At that point, I was through. Has it come to that? When did the standards get so low? Its not, stay out of jail, out of trouble, but merely stay alive? I don't have a right to be mad that you called me in the middle of the night to get you out of fucking jail--instead I should be happy that the police didn't kick your ass.
He then told me, when I got a little irate, that I just didn't understand. You see, I just got back from a vacation with my parents in Aruba, and apparently that negated my ability to understand what he went through at the hands of the police that evening.
Perhaps he is right, maybe, as hard as I try, I don't understand.
What is happening in this world? Can someone tell me, because I am really tired of trying to figure it out. I have the privilege of having lived a comfortable life, for the most part, and getting a good education, etc. My friend, after thanking me for getting him, assured me that he would have done the same for me. Hello? That wouldn't happen, because I have no plans to be in jail in the middle of the night, and for all the "Things just happen" in the world, cannot imagine that happening to me. That is not my reality.
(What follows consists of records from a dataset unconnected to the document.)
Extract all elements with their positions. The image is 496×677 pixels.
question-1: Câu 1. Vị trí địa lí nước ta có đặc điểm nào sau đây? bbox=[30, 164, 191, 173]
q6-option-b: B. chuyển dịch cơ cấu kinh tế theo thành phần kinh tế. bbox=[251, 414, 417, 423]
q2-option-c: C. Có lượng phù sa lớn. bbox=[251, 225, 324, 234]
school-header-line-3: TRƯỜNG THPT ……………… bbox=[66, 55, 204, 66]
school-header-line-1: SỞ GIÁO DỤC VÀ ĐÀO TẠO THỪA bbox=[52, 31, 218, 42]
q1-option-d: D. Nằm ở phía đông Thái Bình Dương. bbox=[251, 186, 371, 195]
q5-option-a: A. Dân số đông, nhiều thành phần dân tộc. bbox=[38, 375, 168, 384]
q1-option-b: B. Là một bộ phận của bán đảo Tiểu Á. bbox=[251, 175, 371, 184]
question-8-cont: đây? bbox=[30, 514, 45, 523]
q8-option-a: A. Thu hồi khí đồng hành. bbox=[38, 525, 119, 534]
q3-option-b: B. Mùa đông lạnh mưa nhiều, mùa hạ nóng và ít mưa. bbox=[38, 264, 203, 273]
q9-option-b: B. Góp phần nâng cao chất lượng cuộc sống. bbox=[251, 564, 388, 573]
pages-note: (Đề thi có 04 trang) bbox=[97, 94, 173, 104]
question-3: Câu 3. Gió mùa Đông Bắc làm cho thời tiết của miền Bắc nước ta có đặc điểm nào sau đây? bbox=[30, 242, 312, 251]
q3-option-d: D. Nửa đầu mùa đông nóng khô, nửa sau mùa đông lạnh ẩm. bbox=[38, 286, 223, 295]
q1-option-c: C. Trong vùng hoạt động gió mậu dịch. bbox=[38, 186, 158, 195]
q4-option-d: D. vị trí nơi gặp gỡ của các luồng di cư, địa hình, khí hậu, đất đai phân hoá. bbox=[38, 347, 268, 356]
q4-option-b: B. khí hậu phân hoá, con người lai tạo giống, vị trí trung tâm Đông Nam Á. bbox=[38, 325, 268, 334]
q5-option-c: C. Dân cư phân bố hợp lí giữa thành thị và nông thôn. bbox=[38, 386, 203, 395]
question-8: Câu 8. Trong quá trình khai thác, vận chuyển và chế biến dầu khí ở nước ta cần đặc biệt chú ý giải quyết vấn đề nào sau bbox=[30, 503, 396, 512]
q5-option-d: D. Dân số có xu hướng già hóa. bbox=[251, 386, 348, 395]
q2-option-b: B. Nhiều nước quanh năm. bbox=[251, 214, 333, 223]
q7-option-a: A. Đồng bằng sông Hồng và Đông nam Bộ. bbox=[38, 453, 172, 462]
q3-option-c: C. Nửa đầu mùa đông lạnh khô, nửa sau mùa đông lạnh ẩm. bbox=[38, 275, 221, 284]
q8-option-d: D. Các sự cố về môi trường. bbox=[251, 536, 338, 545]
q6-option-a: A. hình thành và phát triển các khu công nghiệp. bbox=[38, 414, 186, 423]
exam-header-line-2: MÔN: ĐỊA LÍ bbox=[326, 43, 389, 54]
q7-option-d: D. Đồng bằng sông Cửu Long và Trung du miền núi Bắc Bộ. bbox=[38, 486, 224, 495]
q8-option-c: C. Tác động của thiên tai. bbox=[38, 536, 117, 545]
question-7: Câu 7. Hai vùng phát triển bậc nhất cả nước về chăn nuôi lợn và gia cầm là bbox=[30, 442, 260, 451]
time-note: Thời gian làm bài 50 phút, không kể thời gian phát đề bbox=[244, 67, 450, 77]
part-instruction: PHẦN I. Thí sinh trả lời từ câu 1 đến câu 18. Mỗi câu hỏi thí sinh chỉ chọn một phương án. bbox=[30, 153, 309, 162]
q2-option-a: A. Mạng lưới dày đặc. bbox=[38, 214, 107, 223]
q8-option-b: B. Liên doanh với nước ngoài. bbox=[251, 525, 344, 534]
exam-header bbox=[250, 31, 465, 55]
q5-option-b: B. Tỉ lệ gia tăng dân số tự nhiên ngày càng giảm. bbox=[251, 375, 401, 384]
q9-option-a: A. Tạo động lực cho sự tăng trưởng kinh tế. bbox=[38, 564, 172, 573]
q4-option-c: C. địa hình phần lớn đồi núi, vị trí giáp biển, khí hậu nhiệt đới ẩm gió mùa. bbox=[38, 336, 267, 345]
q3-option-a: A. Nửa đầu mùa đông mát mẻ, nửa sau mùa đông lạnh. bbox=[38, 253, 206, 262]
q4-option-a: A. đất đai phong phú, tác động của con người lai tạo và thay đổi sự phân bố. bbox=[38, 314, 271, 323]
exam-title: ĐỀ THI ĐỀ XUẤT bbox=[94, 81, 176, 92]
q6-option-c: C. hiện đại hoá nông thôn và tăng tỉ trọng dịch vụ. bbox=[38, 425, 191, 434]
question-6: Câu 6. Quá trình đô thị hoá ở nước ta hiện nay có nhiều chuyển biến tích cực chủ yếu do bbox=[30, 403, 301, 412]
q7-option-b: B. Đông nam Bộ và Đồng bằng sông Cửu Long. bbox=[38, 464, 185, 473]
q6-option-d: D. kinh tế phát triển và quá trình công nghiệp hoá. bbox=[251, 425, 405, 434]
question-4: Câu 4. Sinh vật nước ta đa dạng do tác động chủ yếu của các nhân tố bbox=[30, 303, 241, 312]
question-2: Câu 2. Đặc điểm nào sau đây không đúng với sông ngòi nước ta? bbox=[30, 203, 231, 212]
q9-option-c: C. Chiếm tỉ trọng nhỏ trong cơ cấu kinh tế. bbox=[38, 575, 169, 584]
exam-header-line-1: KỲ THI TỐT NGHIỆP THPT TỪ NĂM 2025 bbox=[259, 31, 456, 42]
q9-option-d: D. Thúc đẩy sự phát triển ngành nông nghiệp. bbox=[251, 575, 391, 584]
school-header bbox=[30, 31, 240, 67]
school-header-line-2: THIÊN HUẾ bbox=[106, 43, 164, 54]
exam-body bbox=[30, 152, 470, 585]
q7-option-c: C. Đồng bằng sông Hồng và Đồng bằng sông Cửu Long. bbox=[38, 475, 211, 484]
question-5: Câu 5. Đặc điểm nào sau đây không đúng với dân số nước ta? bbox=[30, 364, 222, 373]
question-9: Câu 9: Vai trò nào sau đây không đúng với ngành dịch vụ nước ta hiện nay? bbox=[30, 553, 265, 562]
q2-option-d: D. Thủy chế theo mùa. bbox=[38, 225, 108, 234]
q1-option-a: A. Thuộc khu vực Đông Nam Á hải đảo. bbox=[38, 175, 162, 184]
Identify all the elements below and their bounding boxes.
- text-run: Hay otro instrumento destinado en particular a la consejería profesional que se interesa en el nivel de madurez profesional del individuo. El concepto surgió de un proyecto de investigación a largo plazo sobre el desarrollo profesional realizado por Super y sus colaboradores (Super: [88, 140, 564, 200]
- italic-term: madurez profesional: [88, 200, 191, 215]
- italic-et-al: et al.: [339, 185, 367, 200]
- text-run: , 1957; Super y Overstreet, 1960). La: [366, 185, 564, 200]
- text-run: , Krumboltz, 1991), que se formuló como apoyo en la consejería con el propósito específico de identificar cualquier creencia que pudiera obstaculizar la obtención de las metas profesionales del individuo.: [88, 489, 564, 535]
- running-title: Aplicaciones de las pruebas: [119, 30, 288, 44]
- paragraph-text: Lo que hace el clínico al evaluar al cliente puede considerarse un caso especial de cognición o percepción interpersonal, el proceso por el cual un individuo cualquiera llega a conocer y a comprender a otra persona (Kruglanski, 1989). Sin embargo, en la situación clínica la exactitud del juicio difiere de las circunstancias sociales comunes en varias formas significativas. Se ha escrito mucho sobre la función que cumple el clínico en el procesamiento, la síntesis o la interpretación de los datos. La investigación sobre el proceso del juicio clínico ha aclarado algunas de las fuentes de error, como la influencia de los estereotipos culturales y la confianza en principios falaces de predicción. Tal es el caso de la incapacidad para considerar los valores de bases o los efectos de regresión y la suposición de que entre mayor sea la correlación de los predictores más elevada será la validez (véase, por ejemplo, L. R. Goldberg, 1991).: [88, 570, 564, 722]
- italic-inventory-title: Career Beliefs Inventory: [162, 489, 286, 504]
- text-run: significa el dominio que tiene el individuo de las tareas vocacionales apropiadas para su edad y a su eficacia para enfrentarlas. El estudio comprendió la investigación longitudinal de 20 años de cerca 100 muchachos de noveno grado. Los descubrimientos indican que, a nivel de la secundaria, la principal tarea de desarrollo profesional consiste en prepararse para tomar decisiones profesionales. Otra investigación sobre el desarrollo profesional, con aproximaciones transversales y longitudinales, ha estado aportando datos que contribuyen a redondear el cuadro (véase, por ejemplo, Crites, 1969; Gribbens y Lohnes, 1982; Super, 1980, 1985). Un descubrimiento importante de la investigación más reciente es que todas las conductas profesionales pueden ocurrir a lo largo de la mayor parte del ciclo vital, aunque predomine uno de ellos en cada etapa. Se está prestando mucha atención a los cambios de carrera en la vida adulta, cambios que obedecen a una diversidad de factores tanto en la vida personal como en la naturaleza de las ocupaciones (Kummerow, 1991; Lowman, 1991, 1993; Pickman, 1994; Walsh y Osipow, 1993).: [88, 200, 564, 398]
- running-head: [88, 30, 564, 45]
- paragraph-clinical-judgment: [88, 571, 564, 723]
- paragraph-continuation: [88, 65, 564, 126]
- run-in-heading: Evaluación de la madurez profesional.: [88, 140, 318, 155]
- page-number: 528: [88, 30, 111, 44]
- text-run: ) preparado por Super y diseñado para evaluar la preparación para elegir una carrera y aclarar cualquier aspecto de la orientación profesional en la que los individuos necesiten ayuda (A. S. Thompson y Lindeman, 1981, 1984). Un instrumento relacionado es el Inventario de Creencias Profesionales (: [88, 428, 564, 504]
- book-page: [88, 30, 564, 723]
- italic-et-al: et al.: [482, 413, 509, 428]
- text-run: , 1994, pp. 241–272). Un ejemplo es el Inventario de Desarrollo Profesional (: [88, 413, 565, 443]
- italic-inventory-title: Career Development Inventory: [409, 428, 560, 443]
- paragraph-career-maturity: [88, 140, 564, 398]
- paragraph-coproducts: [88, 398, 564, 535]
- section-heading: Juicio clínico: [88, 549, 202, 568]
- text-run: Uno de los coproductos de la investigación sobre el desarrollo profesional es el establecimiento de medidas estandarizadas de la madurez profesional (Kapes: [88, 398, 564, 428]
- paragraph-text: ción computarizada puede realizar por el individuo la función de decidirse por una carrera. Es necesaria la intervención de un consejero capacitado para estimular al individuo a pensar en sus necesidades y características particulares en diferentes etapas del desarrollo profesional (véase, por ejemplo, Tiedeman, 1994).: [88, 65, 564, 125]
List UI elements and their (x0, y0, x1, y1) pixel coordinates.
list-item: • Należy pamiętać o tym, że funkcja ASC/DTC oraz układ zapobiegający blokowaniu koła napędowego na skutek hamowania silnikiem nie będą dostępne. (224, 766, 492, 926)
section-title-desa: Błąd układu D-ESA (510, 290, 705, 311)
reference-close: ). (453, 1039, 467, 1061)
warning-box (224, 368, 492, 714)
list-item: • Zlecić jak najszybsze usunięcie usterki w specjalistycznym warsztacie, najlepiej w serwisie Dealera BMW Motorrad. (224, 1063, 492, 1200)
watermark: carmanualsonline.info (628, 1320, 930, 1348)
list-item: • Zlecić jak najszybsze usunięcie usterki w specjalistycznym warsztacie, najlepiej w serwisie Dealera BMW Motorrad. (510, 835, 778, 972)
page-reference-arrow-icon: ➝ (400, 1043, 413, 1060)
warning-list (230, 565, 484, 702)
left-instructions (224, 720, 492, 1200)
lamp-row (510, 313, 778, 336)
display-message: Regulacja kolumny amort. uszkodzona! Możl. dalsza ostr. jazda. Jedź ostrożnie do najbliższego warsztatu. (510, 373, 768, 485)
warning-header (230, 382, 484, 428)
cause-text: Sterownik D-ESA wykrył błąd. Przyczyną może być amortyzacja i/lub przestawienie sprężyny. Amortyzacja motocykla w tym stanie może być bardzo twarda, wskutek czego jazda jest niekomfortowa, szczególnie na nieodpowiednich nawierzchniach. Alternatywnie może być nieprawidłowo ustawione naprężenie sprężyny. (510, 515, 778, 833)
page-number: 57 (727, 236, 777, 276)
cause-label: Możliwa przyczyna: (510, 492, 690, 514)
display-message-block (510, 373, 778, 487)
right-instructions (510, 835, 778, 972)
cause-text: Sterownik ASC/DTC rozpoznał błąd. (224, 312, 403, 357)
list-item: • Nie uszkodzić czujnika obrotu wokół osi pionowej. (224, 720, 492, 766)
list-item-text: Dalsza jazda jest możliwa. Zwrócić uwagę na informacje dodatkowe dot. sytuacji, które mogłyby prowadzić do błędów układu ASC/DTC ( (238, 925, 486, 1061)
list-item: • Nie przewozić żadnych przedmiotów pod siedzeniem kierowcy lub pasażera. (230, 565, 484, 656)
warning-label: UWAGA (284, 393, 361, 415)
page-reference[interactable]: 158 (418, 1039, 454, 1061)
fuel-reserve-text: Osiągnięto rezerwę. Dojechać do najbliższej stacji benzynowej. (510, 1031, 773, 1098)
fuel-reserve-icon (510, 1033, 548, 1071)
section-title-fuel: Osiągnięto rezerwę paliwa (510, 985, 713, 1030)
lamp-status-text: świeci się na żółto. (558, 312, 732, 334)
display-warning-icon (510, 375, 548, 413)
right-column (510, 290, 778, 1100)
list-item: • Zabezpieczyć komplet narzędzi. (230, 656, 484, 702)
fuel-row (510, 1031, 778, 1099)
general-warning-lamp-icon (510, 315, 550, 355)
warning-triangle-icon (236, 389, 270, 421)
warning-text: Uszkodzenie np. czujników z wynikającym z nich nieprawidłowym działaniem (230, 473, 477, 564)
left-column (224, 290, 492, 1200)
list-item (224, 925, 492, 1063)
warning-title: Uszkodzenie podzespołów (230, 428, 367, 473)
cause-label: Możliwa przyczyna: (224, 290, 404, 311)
I don't know why I wrote this, or why I decided to post this, but I guess if you got this far, I should ask that if anyone can tell me why we're damned if we do and damned if we don't, I would appreciate it. Why some people think that they can treat people any old damn way because of how they look or where they are, or whatever? Why we are getting used to stupid shit in this world, and thanking God that at least the next horrible thing didn't happen, instead of thinking about the situation that we are in right now.
Anyway, this rambling is due also to the fact that I got about 3 hours of sleep. So if this post speaks to anyone or anything, let me know.